Later I called them into the TV room when Elizabeth Smart came on the news. She is the 23-year-old Utah woman who went through a similar experience for nine months when she was fourteen. She spoke in a courtroom to the man who had snatched her from her own home, and held her captive under the pretense that this was God's will. He raped her and psychologically brutalized, her but remarkably her faith sustained her through the experience (she is a Mormon.) In her statement she offered “Nine months of living with him and seeing him proclaim that he was God’s servant and called to do God’s work and everything he did to me and my family is something that I know that God would not tell somebody to do...”

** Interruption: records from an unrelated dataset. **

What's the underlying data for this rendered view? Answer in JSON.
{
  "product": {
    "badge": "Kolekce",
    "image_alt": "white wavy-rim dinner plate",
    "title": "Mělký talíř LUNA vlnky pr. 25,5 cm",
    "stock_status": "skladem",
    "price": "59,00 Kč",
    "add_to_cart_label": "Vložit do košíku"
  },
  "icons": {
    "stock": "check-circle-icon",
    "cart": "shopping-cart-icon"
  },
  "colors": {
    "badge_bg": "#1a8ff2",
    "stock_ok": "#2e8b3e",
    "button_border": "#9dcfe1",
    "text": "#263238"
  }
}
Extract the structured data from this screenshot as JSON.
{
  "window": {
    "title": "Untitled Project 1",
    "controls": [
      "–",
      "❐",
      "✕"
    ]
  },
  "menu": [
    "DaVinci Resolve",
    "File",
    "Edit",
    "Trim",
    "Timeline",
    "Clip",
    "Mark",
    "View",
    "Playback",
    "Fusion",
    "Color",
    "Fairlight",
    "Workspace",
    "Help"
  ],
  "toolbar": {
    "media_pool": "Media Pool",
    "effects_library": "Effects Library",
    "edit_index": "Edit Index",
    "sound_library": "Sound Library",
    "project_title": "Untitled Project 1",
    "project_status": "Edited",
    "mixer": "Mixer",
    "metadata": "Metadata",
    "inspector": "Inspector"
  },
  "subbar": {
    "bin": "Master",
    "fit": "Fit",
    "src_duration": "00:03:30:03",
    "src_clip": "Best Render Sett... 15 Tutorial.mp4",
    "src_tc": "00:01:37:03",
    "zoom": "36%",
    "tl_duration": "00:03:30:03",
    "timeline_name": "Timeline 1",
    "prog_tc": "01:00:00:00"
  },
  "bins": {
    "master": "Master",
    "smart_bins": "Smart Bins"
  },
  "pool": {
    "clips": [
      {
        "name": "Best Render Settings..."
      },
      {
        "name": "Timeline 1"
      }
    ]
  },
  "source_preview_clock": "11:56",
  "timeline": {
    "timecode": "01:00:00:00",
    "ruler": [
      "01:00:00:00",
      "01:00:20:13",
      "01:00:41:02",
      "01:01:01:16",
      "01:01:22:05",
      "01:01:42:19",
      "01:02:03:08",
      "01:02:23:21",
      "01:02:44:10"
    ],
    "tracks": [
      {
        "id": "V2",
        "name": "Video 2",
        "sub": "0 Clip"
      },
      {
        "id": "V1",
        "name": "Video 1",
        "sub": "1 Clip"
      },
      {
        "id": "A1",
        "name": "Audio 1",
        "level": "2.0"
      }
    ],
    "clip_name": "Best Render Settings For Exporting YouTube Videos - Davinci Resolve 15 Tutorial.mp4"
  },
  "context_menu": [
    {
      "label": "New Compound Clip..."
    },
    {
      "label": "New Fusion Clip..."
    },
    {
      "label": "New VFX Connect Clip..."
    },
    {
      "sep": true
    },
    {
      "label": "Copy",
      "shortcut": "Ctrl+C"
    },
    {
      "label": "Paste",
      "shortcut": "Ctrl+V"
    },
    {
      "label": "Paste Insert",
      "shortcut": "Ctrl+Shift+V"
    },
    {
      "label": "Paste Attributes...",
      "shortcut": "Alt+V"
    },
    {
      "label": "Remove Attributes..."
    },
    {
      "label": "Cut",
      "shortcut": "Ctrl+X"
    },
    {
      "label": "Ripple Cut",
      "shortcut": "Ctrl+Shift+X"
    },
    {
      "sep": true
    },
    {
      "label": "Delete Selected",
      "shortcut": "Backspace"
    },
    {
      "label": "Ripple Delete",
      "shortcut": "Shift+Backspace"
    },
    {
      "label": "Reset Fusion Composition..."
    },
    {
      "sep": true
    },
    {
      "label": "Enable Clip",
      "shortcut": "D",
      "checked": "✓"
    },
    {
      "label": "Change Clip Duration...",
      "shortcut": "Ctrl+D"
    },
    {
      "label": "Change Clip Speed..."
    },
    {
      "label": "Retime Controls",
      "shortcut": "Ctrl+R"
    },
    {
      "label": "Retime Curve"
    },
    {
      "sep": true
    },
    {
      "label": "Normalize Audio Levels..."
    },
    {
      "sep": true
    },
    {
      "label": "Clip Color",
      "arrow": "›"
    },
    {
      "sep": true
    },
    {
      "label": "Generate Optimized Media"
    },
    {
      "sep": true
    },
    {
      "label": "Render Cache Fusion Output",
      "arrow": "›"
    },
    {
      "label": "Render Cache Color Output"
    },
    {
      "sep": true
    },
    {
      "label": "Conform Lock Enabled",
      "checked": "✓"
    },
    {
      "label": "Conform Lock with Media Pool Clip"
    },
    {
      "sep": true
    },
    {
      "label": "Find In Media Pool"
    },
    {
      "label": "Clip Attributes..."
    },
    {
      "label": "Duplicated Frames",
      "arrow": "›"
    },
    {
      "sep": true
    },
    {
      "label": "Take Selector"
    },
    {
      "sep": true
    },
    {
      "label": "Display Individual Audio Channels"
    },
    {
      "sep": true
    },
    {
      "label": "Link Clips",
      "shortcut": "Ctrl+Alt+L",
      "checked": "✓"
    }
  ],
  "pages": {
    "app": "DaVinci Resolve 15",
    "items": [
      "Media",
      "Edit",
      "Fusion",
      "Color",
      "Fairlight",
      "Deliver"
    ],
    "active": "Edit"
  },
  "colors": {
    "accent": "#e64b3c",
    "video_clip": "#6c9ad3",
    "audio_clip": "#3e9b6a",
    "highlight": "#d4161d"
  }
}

Smart is determined that this event will not set the course of her life and that she won't allow the perpetrator to continue to have power over her. She is a remarkable young woman, and the story demonstrates the polar contrasts of faith. Like virtually everything else in life it can be employed for evil or for good, for harm or for strength.
Any thoughts?
2 comments:
It's people like this, who commit datardly deeds and hide behind the convenience of a spiritual explanation that give all people of faith (and faith in general) a bad name.

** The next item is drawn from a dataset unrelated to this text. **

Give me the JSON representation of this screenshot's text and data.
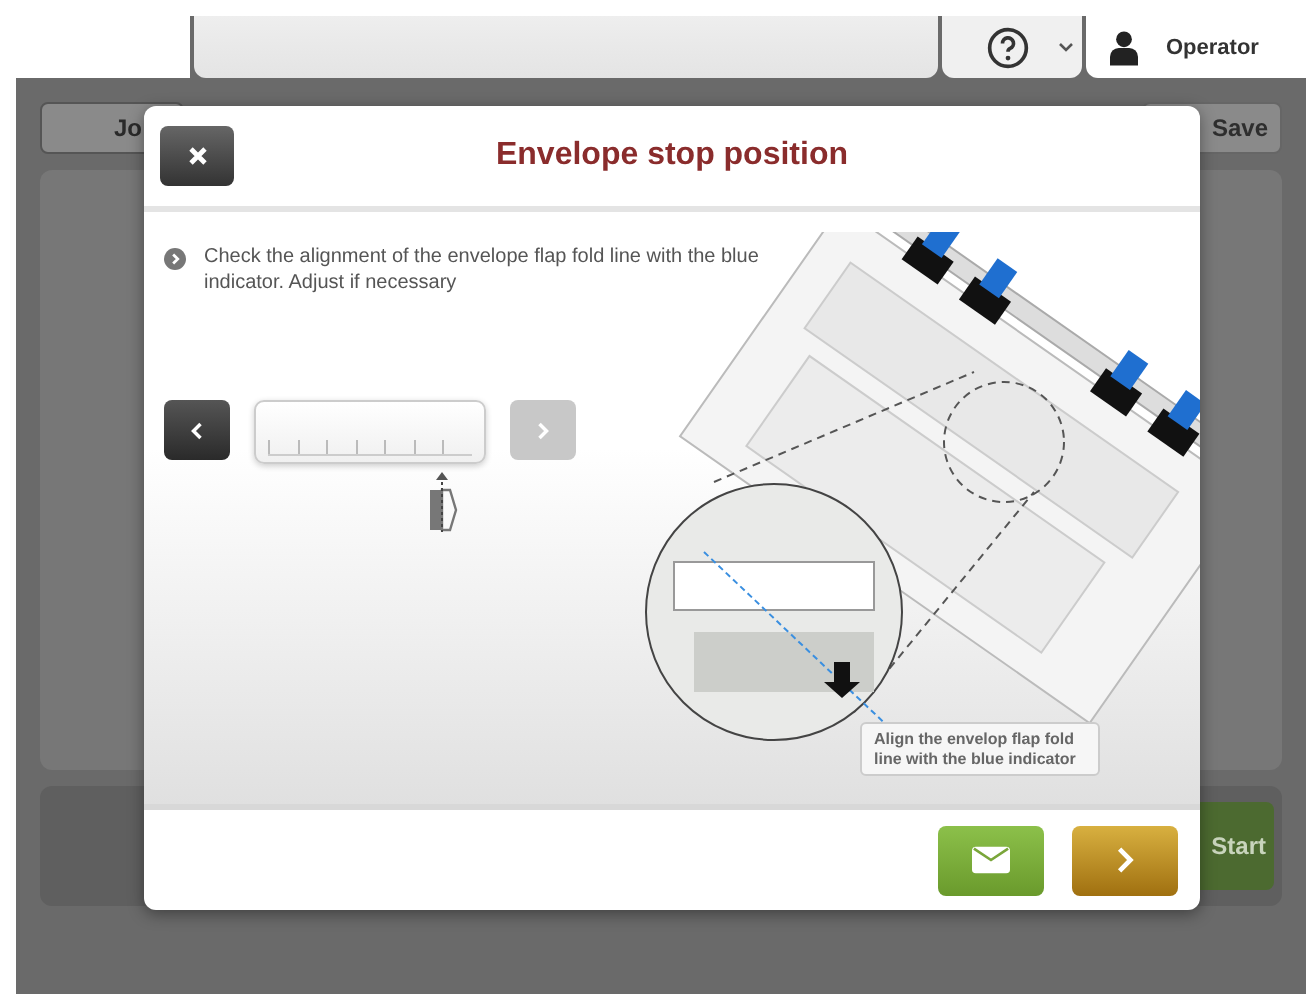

My stomach literally churns as I hear Elizabeth Smart's name, and I think of what she endured, and now to have to face him again.
I like your term that she is determined that this horrific event won't "set the course of her life"...obviously a very conscious, and I would think disciplined, path given the painful memories she lives with. I wonder how many of us actually consider what does set the course for our lives? Too often life just seems to happen.
A remarkable young woman, for certain.